Siguen
las semanas, una tras otra, brindando al sol, es decir sin interpelar a nadie,
por si acaso, para no molestar, no ofender, no perturbar, no poner nervioso a
nadie. Paranoico el que se dé por aludido, y entretanto como si estuviéramos
ciegos ante el espectáculo. Como el que no ve, como el que no quiere ver, como
si lo que pudiera venir no fuera por culpa, entre otros, propia. Grita el
silencio, callan las ideas, flotan las murmuraciones, pesa el runrún.

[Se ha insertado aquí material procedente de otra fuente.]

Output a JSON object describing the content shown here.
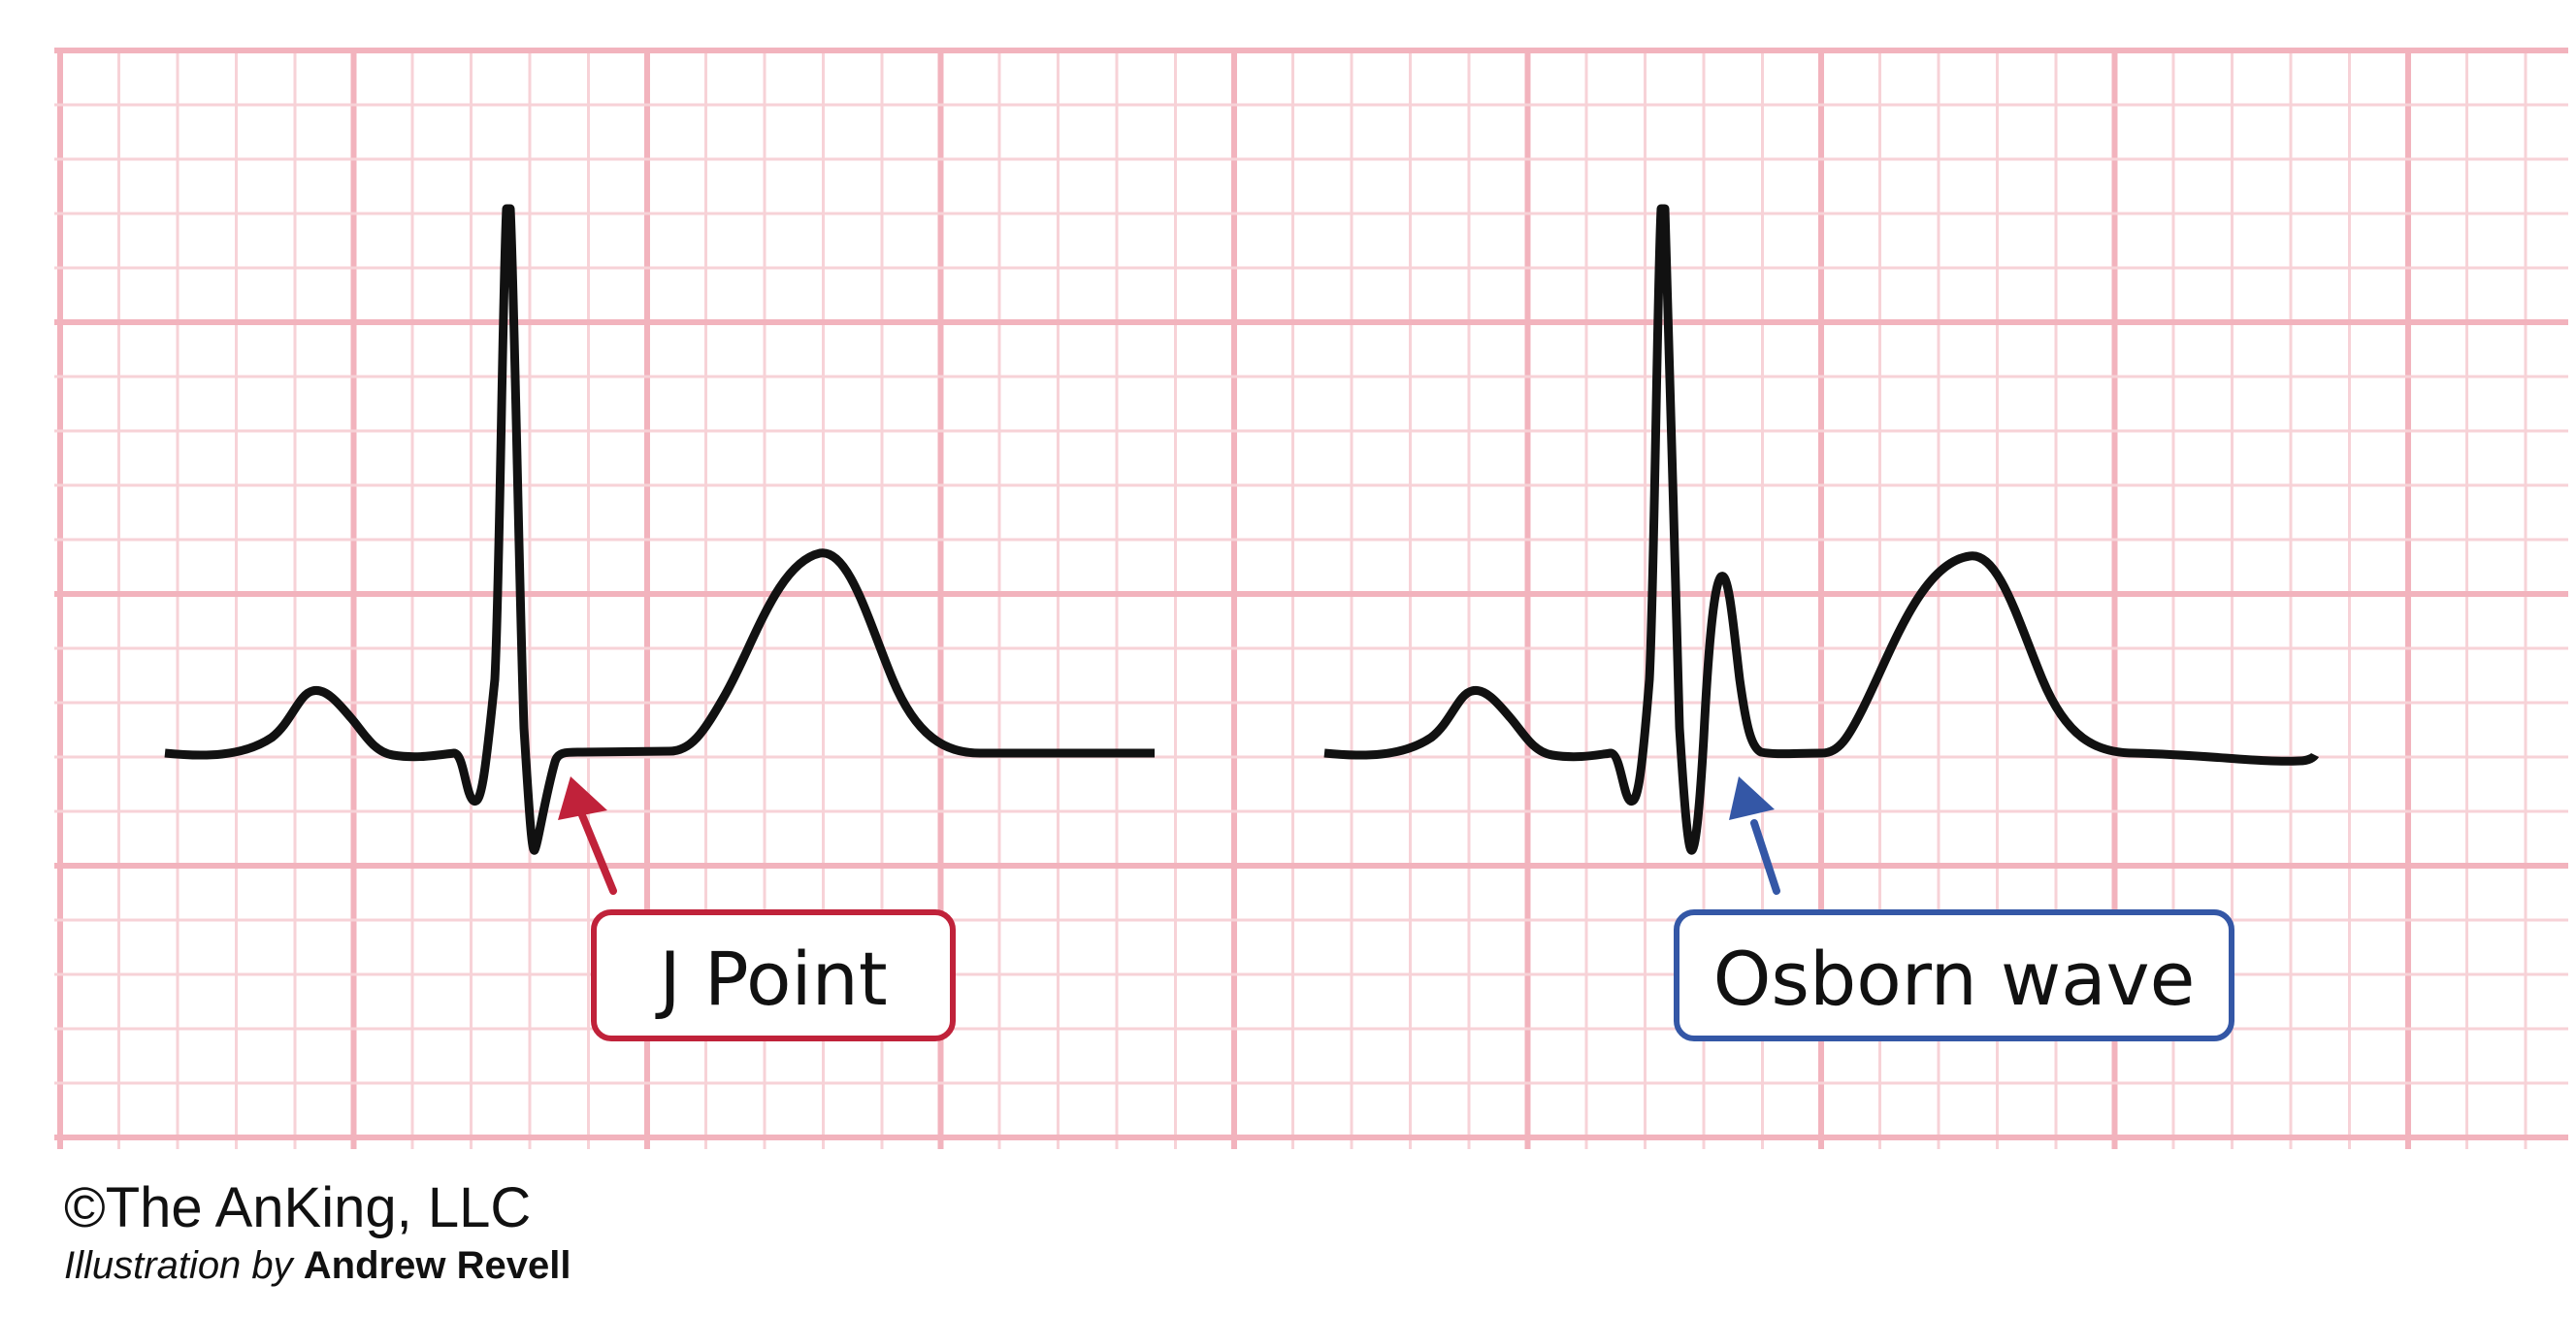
{
  "colors": {
    "grid_minor": "#f7d2d7",
    "grid_major": "#f2b3bd",
    "trace": "#111111",
    "j_point_accent": "#c0223a",
    "osborn_accent": "#3457a6",
    "background": "#ffffff"
  },
  "labels": {
    "j_point": "J Point",
    "osborn_wave": "Osborn wave"
  },
  "credit": {
    "copyright": "©The AnKing, LLC",
    "illustration_prefix": "Illustration by",
    "author": "Andrew Revell"
  }
}
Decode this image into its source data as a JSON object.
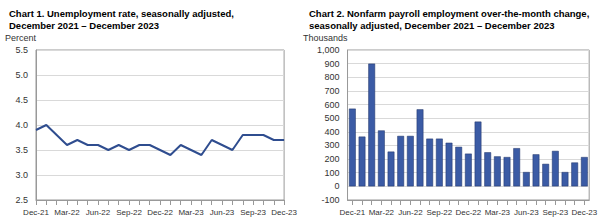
{
  "chart_data": [
    {
      "type": "line",
      "title": [
        "Chart 1. Unemployment rate, seasonally adjusted,",
        "December 2021 – December 2023"
      ],
      "y_label": "Percent",
      "categories": [
        "Dec-21",
        null,
        null,
        "Mar-22",
        null,
        null,
        "Jun-22",
        null,
        null,
        "Sep-22",
        null,
        null,
        "Dec-22",
        null,
        null,
        "Mar-23",
        null,
        null,
        "Jun-23",
        null,
        null,
        "Sep-23",
        null,
        null,
        "Dec-23"
      ],
      "values": [
        3.9,
        4.0,
        3.8,
        3.6,
        3.7,
        3.6,
        3.6,
        3.5,
        3.6,
        3.5,
        3.6,
        3.6,
        3.5,
        3.4,
        3.6,
        3.5,
        3.4,
        3.7,
        3.6,
        3.5,
        3.8,
        3.8,
        3.8,
        3.7,
        3.7
      ],
      "color": "#2f4d8f",
      "ylim": [
        2.5,
        5.5
      ],
      "yticks": [
        2.5,
        {
          "value": 3,
          "label": "3.0"
        },
        3.5,
        {
          "value": 4,
          "label": "4.0"
        },
        4.5,
        {
          "value": 5,
          "label": "5.0"
        },
        5.5
      ],
      "grid": true
    },
    {
      "type": "bar",
      "title": [
        "Chart 2. Nonfarm payroll employment over-the-month change,",
        "seasonally adjusted, December 2021 – December 2023"
      ],
      "y_label": "Thousands",
      "categories": [
        "Dec-21",
        null,
        null,
        "Mar-22",
        null,
        null,
        "Jun-22",
        null,
        null,
        "Sep-22",
        null,
        null,
        "Dec-22",
        null,
        null,
        "Mar-23",
        null,
        null,
        "Jun-23",
        null,
        null,
        "Sep-23",
        null,
        null,
        "Dec-23"
      ],
      "values": [
        570,
        365,
        900,
        410,
        255,
        370,
        370,
        565,
        350,
        350,
        320,
        290,
        240,
        475,
        250,
        220,
        215,
        280,
        105,
        235,
        165,
        260,
        105,
        175,
        215
      ],
      "color": "#3b5ba5",
      "ylim": [
        -100,
        1000
      ],
      "yticks": [
        -100,
        0,
        100,
        200,
        300,
        400,
        500,
        600,
        700,
        800,
        900,
        {
          "value": 1000,
          "label": "1,000"
        }
      ],
      "grid": true
    }
  ]
}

Le dicen aquellos, todos uno a uno, que
están muy tristes ante lo que sucede, no tan tristes como él estará,
probablemente, pero tristes, muy tristes, sin saber a dónde puede derivar todo
aquello. Aquellas otras no entran en detalles ni pormenores, pero quieren
dejarle manifiestamente claro que, apenadas, les entran ganas de llorar, que
prefieren ni saber nada, ni hablar. Y otros sienten el temor de dejar de ser
amigos por lo que ruegan no tocar el tema porque la cosa está que arde y
bastante lata le están dando otros, igual de amigos. Otras gentes hablan del
tiempo, de setas, de comidas, de salud, de cotilleos y minucias que no se
merecen otra que el olvido. Es todo tan tenso.
Tiene la impresión de que, al menos a
su alrededor, el silencio es clamoroso, escandalosamente mayoritario y
letalmente sospechoso. Sólo los exaltados e irresponsables hablan alto y sin
dudar. Tanto callar o hablar de naderías. Va a ser de noche y les va a pillar
desabrigados. Y todo, todo, por no hablar de Cataluña, para evitarlo. Dicen, y a
veces está de acuerdo con ello, que es mejor dialogar, hablar. Pero le ocurre
lo que a Novoneyra, que de tanto callar ya empieza a hablar solo.